Although transfer works well for some students, for far too many students, enrollment in a community college lowers rather than increases the probability that they will be successful in obtaining a college degree. Does this mean that states should plan to increase enrollments in public research universities, where degree attainment levels are higher? No, since this means shifting public subsidies from instructional functions to pay for research. The best way to invest in student success is to invest in institutions that put teaching and success at the front of their missions: community colleges that are effective in translating access to a credential or to transfer, or to public four-year teaching institutions.
Conclusion
At a time when improved productivity has to be a priority for all policymakers, the search for better ways to use resources that are available shouldn’t be impeded by false or unexamined “truths.” Higher education costs can be contained without sacrificing either quality or access. It can be done through management of resources, including using data to make decisions, paying attention to spending, and looking at the relationship between spending and results. Still, we would not want to end this essay without rebutting a final "myth" about higher education finance, which is that American colleges and universities are grossly overfunded, and that better management of resources by itself will generate enough ‘new money’ to pay for the nearly doubling of capacity needed to return our country to internationally competitive attainment levels. That’s not true, either: a lot of our institutions are operating on very lean budgets, and many have been increasing enrollments without getting the resources to do so for the better part of the last decade.

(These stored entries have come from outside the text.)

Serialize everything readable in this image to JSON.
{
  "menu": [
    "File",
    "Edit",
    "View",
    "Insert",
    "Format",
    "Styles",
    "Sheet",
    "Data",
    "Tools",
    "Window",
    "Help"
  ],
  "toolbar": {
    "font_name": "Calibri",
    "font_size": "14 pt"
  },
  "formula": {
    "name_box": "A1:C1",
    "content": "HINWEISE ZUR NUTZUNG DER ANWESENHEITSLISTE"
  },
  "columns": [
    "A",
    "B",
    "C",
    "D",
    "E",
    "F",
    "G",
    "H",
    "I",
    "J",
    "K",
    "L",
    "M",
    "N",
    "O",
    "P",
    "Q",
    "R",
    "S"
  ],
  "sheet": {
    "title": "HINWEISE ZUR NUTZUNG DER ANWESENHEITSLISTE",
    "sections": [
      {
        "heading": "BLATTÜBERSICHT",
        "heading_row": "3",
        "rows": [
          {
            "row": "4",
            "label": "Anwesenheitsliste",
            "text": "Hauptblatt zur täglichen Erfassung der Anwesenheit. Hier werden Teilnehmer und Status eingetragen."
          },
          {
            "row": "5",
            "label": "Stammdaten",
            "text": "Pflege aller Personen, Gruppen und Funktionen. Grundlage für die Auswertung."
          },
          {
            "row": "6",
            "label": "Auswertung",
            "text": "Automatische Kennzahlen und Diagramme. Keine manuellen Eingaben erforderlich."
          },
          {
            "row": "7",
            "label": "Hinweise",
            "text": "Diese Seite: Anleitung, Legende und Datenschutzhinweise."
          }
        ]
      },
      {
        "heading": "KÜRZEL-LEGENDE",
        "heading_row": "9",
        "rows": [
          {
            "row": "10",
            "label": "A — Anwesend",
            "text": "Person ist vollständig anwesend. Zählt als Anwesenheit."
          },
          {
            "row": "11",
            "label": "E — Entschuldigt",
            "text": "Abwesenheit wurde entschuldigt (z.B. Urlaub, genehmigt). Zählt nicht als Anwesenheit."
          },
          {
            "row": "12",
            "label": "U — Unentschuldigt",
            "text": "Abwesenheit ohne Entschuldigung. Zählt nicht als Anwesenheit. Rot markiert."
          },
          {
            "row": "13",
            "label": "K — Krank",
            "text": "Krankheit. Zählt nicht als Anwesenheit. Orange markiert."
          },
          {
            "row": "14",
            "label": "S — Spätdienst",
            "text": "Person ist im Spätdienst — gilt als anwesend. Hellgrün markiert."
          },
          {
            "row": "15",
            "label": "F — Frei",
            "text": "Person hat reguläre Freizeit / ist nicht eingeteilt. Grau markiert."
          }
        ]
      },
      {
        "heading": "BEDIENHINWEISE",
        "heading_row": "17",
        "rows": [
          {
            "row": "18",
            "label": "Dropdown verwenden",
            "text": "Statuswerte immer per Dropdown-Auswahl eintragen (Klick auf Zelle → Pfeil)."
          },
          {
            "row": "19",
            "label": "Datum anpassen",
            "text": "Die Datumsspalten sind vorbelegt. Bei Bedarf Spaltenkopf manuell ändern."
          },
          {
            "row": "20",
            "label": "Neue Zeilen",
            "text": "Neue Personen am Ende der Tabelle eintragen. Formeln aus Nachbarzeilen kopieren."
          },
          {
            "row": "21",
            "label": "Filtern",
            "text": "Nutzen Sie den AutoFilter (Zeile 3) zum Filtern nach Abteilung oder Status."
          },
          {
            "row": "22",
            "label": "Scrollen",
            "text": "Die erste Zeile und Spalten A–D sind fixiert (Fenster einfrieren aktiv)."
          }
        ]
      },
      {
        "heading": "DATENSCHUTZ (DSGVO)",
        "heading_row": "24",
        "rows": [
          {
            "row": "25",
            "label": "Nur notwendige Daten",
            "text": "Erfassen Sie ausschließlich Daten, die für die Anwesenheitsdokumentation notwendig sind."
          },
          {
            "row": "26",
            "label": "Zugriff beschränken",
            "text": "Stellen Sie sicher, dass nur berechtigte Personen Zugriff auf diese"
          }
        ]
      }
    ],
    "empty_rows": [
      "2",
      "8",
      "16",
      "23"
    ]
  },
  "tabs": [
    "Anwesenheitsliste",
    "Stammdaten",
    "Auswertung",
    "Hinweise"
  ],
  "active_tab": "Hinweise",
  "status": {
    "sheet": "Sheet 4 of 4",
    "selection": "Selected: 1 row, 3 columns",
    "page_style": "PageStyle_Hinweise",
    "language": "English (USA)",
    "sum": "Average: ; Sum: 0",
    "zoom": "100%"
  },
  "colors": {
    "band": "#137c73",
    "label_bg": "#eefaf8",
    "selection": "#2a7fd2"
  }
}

These are the very institutions that must serve the majority of students who need access and degree attainment. Better management of spending is a necessary, but by itself not sufficient, condition for doubling current levels of degree attainment. To do that, we need to be reinvesting public resources in higher education, beginning with public resources from state governments. In this political environment, we should not kid ourselves that we will get the public investments necessary to increase attainment unless we first attend to better public accountability for effective management of the resources we have. That will require a different way of thinking about higher education finance, beginning with the institutions and extending to government. Getting rid of conventional wisdoms that get in the way of new approaches from both sides is a good place to start.